Cabo Verde tourism prices climb 6.9 %

Tourism-offer prices in Cabo Verde rose 6.9 % YoY in Q3 2025 as arrivals neared pre-pandemic highs and airlines index (JETS) and oil (CL=F) trends supported stable margins.

Cabo Verde tourism prices climb 6.9 %

Cabo Verde’s National Institute of Statistics (INE) reported that the tourism-offer price index rose 6.9 % year-on-year in Q3 2025, reflecting robust visitor demand, higher accommodation costs, and renewed airline connectivity. The data underscore a resilient recovery in the archipelago’s tourism sector despite a mixed global travel environment and tighter European monetary conditions.

According to INE’s quarterly bulletin, hotel tariffs increased 8.1 %, food and beverage services 6.2 %, and transport-related components 5.5 %. These gains offset mild declines in recreation spending, yielding a quarterly increase of 1.3 % versus Q2. Tourist arrivals totalled roughly 260 000 during the period, only 4 % below the pre-pandemic record of 2019. Average occupancy in mid-range resorts climbed to 72 %, up from 65 % a year earlier.

Tourism remains Cabo Verde’s dominant export earner, accounting for 25 % of GDP and nearly half of foreign-exchange inflows. The World Bank projects 2025 real GDP growth at 4.6 %, underpinned by travel services and construction tied to the island’s Blue Economy strategy. Inflation has moderated to 3.4 %, helped by easing import costs and a steady escudo–euro peg, which anchors price stability through the region’s monetary union with Portugal.

Government efforts to lengthen visitor stays and diversify beyond all-inclusive packages are bearing fruit. The Ministry of Tourism’s incentive program—offering tax credits for eco-lodges and cultural tourism—has attracted 22 new operators since 2023. Domestic credit to the hotel sector expanded 9 % year-to-date, while non-performing loans in hospitality fell below 5 %.

Analysts say the steady rebound strengthens Cabo Verde’s fiscal outlook.
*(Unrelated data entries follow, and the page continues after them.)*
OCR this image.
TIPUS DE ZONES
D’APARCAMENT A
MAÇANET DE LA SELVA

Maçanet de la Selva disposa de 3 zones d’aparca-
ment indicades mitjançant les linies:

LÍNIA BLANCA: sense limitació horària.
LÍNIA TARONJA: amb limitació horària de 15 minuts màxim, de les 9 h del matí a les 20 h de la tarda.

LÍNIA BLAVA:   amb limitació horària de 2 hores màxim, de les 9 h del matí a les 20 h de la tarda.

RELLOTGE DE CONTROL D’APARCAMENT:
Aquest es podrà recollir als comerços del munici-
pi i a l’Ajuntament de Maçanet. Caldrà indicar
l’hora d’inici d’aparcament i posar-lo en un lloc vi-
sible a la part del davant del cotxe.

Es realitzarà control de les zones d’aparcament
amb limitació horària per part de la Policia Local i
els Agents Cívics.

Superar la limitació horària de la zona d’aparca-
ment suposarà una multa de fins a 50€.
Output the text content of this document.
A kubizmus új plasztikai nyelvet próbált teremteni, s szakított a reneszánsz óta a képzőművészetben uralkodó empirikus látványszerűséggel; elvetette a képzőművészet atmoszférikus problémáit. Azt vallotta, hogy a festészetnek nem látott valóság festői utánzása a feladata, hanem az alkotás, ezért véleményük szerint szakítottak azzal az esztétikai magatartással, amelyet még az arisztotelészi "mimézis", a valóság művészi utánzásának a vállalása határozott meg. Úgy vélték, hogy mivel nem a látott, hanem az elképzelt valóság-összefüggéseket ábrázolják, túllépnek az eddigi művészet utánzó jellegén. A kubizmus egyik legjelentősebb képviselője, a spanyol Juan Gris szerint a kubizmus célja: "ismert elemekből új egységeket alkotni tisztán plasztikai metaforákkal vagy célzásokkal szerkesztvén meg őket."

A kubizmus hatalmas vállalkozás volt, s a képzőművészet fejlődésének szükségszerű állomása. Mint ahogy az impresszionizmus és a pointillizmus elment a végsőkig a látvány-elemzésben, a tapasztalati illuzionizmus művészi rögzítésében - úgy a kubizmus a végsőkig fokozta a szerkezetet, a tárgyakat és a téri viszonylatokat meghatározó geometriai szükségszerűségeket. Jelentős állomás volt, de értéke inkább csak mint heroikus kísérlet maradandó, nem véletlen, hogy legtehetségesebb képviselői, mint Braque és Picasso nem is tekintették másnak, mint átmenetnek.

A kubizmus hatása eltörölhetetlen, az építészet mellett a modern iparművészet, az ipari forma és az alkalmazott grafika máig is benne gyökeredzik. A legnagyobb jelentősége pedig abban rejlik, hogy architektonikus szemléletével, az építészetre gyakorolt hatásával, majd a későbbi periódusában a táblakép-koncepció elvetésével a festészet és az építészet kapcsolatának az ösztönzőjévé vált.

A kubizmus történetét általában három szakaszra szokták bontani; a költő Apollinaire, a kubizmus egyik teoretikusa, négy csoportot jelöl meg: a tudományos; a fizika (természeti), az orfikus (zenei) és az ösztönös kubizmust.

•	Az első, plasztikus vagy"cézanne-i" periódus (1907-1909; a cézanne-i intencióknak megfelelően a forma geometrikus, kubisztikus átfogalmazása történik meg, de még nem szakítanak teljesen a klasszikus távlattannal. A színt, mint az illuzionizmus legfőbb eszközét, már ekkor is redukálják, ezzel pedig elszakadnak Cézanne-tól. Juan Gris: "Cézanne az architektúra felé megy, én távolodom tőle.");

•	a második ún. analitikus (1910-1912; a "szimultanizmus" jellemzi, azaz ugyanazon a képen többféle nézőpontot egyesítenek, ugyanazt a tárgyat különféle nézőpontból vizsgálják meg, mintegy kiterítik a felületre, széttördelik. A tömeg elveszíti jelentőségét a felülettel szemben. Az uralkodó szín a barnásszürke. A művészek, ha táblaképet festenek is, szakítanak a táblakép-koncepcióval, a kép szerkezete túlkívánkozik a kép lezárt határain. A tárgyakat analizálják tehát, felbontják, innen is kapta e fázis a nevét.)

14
Tourism taxes generated CVE 8.4 billion in the first nine months of 2025, up 11 % year-on-year, providing space to reduce external borrowing. The current-account deficit narrowed to 3 % of GDP as service exports recovered faster than goods imports.

Regional travel trends reinforce the optimism. The Airlines Index (JETS) gained 7 % over the quarter and Brent crude (CL=F) remained near US $85 per barrel, limiting fuel-surcharge pressures. With European demand stabilising and charter capacity expanding, Cabo Verde’s tourism-price momentum signals the islands’ regained competitiveness in the mid-Atlantic market.